Memory devices are typically provided as internal, semiconductor, integrated circuits in computers or other electronic devices. There are many different types of memory including random-access memory (RAM), read only memory (ROM), dynamic random access memory (DRAM), synchronous dynamic random access memory (SDRAM), and flash memory.
A flash memory is a type of memory that can be erased and reprogrammed in blocks instead of one byte at a time. A typical flash memory comprises a memory array, which includes a large number of memory cells. Each of the memory cells includes a floating gate field-effect transistor capable of holding a charge. The cells are usually grouped into blocks. Each of the cells within a block can be electrically programmed in a random basis by charging the floating gate. The data in a cell is determined by the presence or absence of the charge in the floating gate. The charge can be removed from the floating gate by a block erase operation.

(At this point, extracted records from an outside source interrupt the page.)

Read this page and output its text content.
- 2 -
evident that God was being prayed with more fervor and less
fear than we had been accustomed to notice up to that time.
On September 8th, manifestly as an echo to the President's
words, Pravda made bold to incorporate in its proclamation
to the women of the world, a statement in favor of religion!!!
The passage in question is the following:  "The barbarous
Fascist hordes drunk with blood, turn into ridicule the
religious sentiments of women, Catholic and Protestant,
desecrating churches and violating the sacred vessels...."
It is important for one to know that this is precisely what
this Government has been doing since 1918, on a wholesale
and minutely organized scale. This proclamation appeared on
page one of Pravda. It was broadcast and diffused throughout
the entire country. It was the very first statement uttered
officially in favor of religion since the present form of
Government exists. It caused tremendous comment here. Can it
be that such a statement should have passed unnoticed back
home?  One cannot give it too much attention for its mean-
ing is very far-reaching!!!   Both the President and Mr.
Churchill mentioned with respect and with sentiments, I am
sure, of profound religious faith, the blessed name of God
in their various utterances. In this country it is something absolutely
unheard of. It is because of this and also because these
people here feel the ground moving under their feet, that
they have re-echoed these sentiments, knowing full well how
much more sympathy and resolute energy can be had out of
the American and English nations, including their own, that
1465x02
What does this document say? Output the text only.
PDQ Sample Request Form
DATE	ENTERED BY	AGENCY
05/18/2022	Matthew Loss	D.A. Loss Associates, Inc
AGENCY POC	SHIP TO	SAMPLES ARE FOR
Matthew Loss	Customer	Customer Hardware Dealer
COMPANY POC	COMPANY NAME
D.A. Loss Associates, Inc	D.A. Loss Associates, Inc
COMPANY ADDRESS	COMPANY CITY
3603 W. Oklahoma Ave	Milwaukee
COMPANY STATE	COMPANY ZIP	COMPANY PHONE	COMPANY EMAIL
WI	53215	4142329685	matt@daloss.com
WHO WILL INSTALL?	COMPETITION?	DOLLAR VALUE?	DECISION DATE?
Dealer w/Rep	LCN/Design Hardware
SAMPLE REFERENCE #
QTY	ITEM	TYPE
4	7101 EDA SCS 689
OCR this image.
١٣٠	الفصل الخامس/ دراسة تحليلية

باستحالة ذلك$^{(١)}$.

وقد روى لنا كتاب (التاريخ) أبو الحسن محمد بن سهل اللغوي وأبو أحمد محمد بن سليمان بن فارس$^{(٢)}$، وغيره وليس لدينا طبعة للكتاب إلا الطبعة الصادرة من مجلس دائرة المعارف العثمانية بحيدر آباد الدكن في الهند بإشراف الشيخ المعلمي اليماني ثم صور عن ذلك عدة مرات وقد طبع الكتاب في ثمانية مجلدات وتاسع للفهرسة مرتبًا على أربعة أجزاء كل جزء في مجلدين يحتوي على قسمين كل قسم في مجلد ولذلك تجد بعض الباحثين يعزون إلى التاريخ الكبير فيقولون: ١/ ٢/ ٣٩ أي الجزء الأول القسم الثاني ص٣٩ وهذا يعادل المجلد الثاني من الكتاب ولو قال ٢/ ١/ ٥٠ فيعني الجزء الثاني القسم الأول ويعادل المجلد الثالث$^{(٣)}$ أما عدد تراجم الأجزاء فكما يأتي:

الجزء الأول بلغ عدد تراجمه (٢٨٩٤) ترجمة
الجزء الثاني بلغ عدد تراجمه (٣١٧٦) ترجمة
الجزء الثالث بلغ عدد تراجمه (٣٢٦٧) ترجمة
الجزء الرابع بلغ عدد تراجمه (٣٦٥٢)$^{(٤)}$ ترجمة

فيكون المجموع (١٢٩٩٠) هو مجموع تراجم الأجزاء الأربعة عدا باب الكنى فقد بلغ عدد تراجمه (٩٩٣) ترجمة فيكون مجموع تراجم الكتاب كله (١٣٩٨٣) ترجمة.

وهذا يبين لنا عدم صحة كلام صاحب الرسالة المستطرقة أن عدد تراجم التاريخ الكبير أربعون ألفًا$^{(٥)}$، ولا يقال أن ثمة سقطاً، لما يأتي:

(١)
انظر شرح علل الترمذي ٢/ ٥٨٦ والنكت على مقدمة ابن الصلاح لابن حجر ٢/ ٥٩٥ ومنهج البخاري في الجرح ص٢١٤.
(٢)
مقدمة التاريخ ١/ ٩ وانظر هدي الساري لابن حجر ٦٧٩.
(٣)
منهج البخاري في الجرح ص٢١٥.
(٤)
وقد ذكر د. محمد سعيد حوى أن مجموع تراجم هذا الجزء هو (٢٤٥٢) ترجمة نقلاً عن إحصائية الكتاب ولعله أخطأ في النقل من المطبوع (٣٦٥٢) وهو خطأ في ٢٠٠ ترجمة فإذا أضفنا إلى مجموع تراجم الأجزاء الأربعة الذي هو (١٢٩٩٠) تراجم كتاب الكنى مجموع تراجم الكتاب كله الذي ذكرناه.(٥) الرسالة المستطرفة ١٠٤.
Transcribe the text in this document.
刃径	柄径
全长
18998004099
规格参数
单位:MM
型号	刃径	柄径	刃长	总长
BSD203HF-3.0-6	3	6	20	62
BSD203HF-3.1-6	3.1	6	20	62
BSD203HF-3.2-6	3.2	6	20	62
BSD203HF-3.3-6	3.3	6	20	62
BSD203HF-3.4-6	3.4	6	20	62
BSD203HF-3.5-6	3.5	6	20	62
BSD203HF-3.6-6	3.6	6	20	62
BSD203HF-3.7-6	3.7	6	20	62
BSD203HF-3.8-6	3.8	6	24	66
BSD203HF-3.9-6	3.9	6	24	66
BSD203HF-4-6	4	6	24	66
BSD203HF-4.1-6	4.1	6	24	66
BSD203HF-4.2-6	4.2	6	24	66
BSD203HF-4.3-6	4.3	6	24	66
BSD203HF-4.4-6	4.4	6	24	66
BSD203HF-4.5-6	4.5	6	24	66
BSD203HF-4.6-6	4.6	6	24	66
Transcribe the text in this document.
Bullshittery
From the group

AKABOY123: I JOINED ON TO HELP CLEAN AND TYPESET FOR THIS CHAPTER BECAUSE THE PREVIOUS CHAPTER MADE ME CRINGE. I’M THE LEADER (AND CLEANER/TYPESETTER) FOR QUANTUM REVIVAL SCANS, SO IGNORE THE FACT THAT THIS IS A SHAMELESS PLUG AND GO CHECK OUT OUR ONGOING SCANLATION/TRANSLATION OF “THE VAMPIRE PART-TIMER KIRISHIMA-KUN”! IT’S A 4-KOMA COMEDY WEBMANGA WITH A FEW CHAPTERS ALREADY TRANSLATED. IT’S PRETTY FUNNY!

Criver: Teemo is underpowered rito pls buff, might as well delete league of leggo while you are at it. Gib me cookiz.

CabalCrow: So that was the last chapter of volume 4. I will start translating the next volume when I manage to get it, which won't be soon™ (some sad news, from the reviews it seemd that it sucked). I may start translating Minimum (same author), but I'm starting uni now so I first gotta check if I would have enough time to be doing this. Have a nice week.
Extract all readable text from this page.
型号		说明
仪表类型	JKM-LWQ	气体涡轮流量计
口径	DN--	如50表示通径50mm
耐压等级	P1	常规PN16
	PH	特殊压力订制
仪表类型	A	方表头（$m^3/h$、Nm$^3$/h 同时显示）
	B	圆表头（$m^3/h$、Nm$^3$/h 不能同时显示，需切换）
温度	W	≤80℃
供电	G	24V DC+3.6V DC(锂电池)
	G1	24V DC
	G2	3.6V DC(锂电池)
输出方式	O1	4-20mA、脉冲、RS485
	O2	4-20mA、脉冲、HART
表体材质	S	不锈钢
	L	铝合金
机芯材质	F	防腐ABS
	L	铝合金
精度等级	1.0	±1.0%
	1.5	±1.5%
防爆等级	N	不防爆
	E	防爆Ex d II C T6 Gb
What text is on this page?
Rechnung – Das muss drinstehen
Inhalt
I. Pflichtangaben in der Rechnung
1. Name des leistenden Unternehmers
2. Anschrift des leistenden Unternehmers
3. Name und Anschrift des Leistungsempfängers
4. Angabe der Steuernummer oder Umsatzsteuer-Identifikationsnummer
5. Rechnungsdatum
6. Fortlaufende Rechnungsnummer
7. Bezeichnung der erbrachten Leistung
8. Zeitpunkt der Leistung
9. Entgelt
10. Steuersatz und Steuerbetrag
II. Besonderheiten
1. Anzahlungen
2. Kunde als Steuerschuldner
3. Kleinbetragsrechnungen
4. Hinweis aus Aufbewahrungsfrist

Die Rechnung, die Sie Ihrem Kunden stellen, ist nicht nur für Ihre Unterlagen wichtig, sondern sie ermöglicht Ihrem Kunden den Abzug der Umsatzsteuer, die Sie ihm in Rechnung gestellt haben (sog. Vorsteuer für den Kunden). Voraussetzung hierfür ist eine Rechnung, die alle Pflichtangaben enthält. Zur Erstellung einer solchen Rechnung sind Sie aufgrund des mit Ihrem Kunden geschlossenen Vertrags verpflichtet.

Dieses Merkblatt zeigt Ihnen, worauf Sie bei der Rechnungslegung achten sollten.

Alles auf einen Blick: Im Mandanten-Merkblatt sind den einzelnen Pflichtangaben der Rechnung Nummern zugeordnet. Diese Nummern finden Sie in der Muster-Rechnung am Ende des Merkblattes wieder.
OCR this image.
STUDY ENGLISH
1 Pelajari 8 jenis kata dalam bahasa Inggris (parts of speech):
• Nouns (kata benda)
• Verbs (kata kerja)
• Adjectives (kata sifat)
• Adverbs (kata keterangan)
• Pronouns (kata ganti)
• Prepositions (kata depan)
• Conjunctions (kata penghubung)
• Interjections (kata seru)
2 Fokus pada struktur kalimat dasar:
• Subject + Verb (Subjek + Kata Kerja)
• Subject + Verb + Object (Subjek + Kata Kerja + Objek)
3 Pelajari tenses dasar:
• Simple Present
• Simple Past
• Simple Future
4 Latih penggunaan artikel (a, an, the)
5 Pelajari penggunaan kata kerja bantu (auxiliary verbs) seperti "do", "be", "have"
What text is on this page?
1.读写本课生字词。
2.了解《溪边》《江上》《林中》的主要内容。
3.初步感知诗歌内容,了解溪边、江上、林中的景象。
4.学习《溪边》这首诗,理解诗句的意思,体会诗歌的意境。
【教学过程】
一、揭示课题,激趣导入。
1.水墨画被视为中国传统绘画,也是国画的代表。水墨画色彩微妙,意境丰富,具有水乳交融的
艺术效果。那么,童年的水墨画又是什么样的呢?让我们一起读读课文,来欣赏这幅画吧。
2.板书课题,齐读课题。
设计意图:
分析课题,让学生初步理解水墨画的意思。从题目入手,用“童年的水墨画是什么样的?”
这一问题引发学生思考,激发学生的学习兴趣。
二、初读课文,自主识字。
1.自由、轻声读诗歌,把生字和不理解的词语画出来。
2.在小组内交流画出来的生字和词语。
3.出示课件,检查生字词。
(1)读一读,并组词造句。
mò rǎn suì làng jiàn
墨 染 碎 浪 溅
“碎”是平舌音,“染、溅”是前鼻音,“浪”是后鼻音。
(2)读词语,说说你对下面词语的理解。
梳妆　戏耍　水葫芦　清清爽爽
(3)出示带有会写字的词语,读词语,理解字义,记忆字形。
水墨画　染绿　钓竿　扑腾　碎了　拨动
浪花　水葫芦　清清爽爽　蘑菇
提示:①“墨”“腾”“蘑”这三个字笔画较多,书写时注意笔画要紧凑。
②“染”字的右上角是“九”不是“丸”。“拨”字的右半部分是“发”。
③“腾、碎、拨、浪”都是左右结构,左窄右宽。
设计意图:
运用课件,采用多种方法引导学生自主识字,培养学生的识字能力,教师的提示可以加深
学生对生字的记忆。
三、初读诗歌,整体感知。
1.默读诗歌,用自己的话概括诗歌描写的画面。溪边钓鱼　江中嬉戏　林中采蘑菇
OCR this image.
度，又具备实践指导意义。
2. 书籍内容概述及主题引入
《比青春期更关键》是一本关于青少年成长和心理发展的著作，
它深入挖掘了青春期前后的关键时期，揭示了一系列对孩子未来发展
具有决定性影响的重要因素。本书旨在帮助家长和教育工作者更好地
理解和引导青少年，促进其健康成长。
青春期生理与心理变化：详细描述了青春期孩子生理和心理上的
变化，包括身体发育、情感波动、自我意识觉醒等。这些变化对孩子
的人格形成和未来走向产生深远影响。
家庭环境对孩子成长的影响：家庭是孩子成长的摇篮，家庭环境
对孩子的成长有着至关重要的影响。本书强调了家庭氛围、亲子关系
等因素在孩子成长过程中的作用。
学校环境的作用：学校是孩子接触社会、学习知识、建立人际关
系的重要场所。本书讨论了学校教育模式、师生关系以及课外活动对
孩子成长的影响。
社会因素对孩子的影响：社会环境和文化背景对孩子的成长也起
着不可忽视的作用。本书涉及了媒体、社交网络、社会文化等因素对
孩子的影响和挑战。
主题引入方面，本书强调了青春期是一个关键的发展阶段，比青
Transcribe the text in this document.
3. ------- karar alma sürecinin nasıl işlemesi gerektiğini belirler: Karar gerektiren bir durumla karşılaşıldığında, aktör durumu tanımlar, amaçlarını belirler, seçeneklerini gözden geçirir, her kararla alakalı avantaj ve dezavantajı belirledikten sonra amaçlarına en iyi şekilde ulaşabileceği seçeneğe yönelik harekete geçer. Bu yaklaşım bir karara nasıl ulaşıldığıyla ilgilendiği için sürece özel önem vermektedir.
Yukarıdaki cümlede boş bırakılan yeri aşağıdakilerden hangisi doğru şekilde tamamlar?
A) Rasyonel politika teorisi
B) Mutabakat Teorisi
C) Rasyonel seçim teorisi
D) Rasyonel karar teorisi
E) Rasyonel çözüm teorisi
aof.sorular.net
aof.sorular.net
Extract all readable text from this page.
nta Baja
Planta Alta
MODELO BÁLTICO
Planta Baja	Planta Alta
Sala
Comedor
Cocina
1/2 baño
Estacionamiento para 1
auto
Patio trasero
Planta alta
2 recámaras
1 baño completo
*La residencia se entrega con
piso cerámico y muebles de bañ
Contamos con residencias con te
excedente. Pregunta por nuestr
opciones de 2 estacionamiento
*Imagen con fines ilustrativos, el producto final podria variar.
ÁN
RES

FIG. 1 illustrates a typical prior art erase operation for a block of flash memory. The memory block is first pre-programmed 101 before an erase operation is performed. The memory block is then erased 103. An erase verify read is then performed 105. If the verify operation fails, the erase operation is performed 103. If the erase verify passes, the erase operation has been successfully completed 107.
The memory array to be erased is pre-programmed in order to reduce the chances of the cells going into a depletion mode. As the cells in a flash memory device get erased, they may get erased to the point where they go into depletion and conduct current even when those cells have a gate voltage of 0 V. This affects the reading of all other cells in their respective columns. By pre-programming the memory, the cells start from a known, programmed state and are therefore less likely to go into an overerased depletion state.
The erase operation is conducted to erase the cells to at least a minimum voltage level. FIG. 2 illustrates a simplified schematic diagram of a flash memory block undergoing a typical prior art erase operation. The drain and source connections of the bit lines are all left floating (F) as are the select gate drain transistors and the select gate source transistors. The word lines of the block to be erased are at ground potential. The dotted lines indicate the memory cells that are selected during this operation.
The erase verify operation is performed in order to determine the success of the erase operation on each cell of the memory block. A simplified schematic diagram of a flash memory block undergoing a typical prior art erase verify operation is illustrated in FIG. 3. The erase verify operation comprises, at least in part, comparing each cell's erase current to a sense amplifier reference current level. During this operation, all of the word lines of the block are held at 0V while the selected bit lines 301, 302 are biased at VCC. A 0V pulse is applied to the unselected bit lines 303. The select gate drain and source transistors are typically at 4.5V that is typically referred to in the art as Vpass. The dotted lines of FIG. 3 indicate the selected memory cells during this operation.
FIG. 16 shows yet another erase verify operation. This operation biases the word lines of the block at 0V while the bit lines are biased at 0V. The select gate drain and source transistors are typically at Vpass of 4.5V. The source line is at VCC.
If a column of cells has only one unerased cell after an erase verify, the prior art erase operation applies additional erase pulses to the entire column. This can overstress memory cells in the column that are already erased and do not require additional erase pulses. The overstressing of the cells can increase their failure rate.
For the reasons stated above, and for other reasons stated below which will become apparent to those skilled in the art upon reading and understanding the present specification, there is a need in the art for an erase algorithm that reduces the overstressing of memory cells in a flash memory device.